ESC 2016 – Prothena builds case for amyloidosis valuation
Prothena is heading towards a big moment perhaps as early as next year, when pivotal data for amyloidosis treatment NEOD001 are due to emerge. Sellside analysts are suggesting near-blockbuster figures for the drug by 2022.
Data outlined at ESC will give no reason for the Prothena bulls to change their minds. The antibody produced high response rates in patients with cardiovascular, renal and neurological symptoms in an open-label dosing study. NEOD001 will need to show a cardiovascular benefit in the phase II Pronto trial if is to confirm its position as the third-most valuable unpartnered asset in biopharma (The stakes rise for unpartnered assets, August 11, 2016).

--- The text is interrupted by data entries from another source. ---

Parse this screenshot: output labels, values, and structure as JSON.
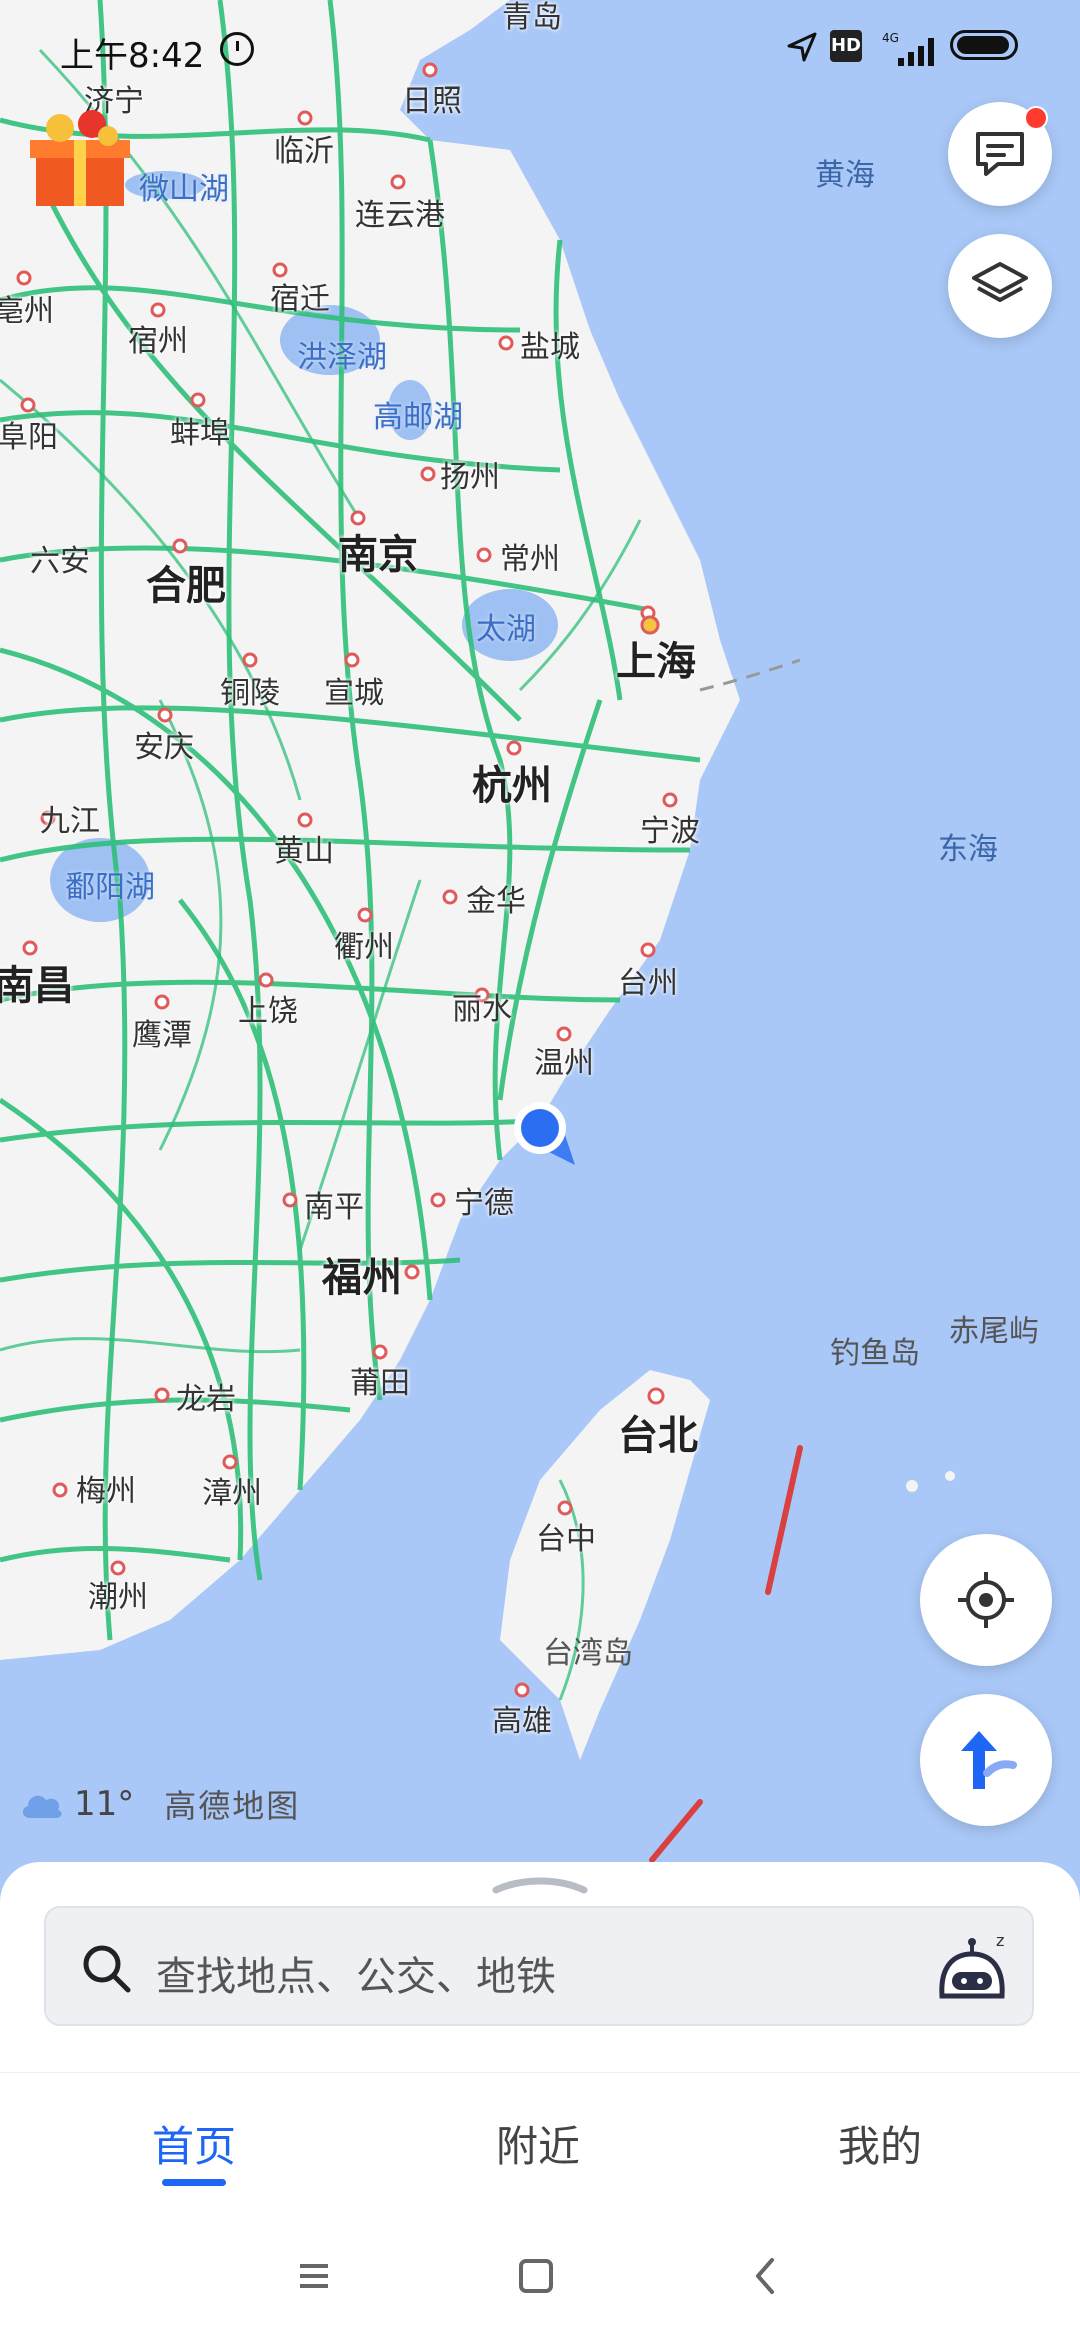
{
  "status_bar": {
    "time": "上午8:42",
    "icons": [
      "alarm-icon",
      "location-arrow-icon",
      "hd-icon",
      "signal-icon",
      "battery-icon"
    ],
    "network": "4G"
  },
  "map": {
    "seas": [
      "黄海",
      "东海"
    ],
    "lakes": [
      "微山湖",
      "洪泽湖",
      "高邮湖",
      "太湖",
      "鄱阳湖"
    ],
    "islands": [
      "钓鱼岛",
      "赤尾屿",
      "台湾岛"
    ],
    "major_cities": [
      "南京",
      "合肥",
      "上海",
      "杭州",
      "南昌",
      "福州",
      "台北"
    ],
    "cities": [
      "青岛",
      "济宁",
      "日照",
      "临沂",
      "连云港",
      "亳州",
      "宿州",
      "宿迁",
      "盐城",
      "阜阳",
      "蚌埠",
      "扬州",
      "六安",
      "常州",
      "铜陵",
      "宣城",
      "安庆",
      "九江",
      "黄山",
      "宁波",
      "金华",
      "衢州",
      "鹰潭",
      "上饶",
      "丽水",
      "台州",
      "温州",
      "宁德",
      "南平",
      "莆田",
      "龙岩",
      "梅州",
      "漳州",
      "潮州",
      "台中",
      "高雄"
    ]
  },
  "weather": {
    "temperature": "11°",
    "icon": "cloud-icon"
  },
  "brand": "高德地图",
  "search": {
    "placeholder": "查找地点、公交、地铁"
  },
  "tabs": [
    {
      "label": "首页",
      "active": true
    },
    {
      "label": "附近",
      "active": false
    },
    {
      "label": "我的",
      "active": false
    }
  ],
  "colors": {
    "accent": "#1e66f5",
    "sea": "#a9c8f7",
    "road": "#2fbf7a",
    "land": "#f4f4f4",
    "badge": "#ff3b30"
  }
}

The data outlined yesterday at ESC, which the company has previously disclosed, showed that more than half of patients with cardiovascular, renal or neuropathic symptoms responded to treatment with NEOD001, a monoclonal antibody that binds with the amyloid that accumulates in the light-chain form of the disease, called AL amyloidosis.

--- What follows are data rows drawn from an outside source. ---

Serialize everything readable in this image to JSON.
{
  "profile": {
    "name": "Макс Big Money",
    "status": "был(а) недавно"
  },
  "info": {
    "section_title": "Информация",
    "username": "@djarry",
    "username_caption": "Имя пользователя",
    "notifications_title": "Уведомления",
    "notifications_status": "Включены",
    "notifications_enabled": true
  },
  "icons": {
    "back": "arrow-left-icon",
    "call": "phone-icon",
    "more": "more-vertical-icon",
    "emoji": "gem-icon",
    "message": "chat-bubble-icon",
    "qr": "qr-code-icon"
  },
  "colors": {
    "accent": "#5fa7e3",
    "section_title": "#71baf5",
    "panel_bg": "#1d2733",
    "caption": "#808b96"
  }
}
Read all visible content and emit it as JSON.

This condition is caused by overproduction of misfolded amyloid proteins in the bone marrow. Today, autologous stem cell transplants are sometimes used to treat amyloidosis, or Velcade-based chemotherapies to kill the cells that are producing misfolded proteins. Prothena has gained orphan drug designation for NEOD001, as 10,000-15,000 new cases are diagnosed in the US and EU each year.
The ESC data showed that 19 of 36 patients with cardiovascular complications had a best response, as defined by a reduction of blood biomarkers. Of 35 patients with renal complications, 22 had a response as measured by proteinuria output, and of 11 patients with neuropathic complications, nine showed a response when rated by improvements in a lower-limb neuropathy impairment score.
Potentially pivotal data could come in the form of the phase II Pronto trial readout due at the end of 2017 or early 2018. This study aims to replicate the cardiovascular findings in 100 patients who have responded to an earlier line of chemotherapy or stem cell therapy – renal and neuropathic responses are secondary endpoints.
Beyond that, the phase III Vital trial aims at a first-line population in amyloidosis patients with cardiovascular involvement. Analysts from Barclays note that because of the second-line setting the Pronto might not answer whether patient benefit comes from NEOD001 or prior chemotherapy. The sector might have to wait for Vitality before this becomes clear.
Should NEOD001 succeed, it could gain a reasonably big chunk of the market. The other main player in amyloidosis is Alnylam, and its RNA-interference approach targets the hereditary, transthyretin-mediated form of the disease.
EvaluatePharma’s consensus of sellside analysts puts 2022 sales of NEOD001 at $946m, giving it a net present value of $2.9bn – substantially above Prothena’s market capitalisation of $1.7bn. The company’s shares have fallen 30% since peaking last November, but still stand at nearly seven times their value when the former Elan spun the group out in December 2012.
As one of the most valuable unpartnered projects in the sector, and active in a prized orphan indication, NEOD001 is likely drawing the attention of big players, and these early data will not have frightened any of them away. The question is whether prospective partners can be patient enough for the late 2018 readout of phase III Vital or are willing to risk it on earlier data.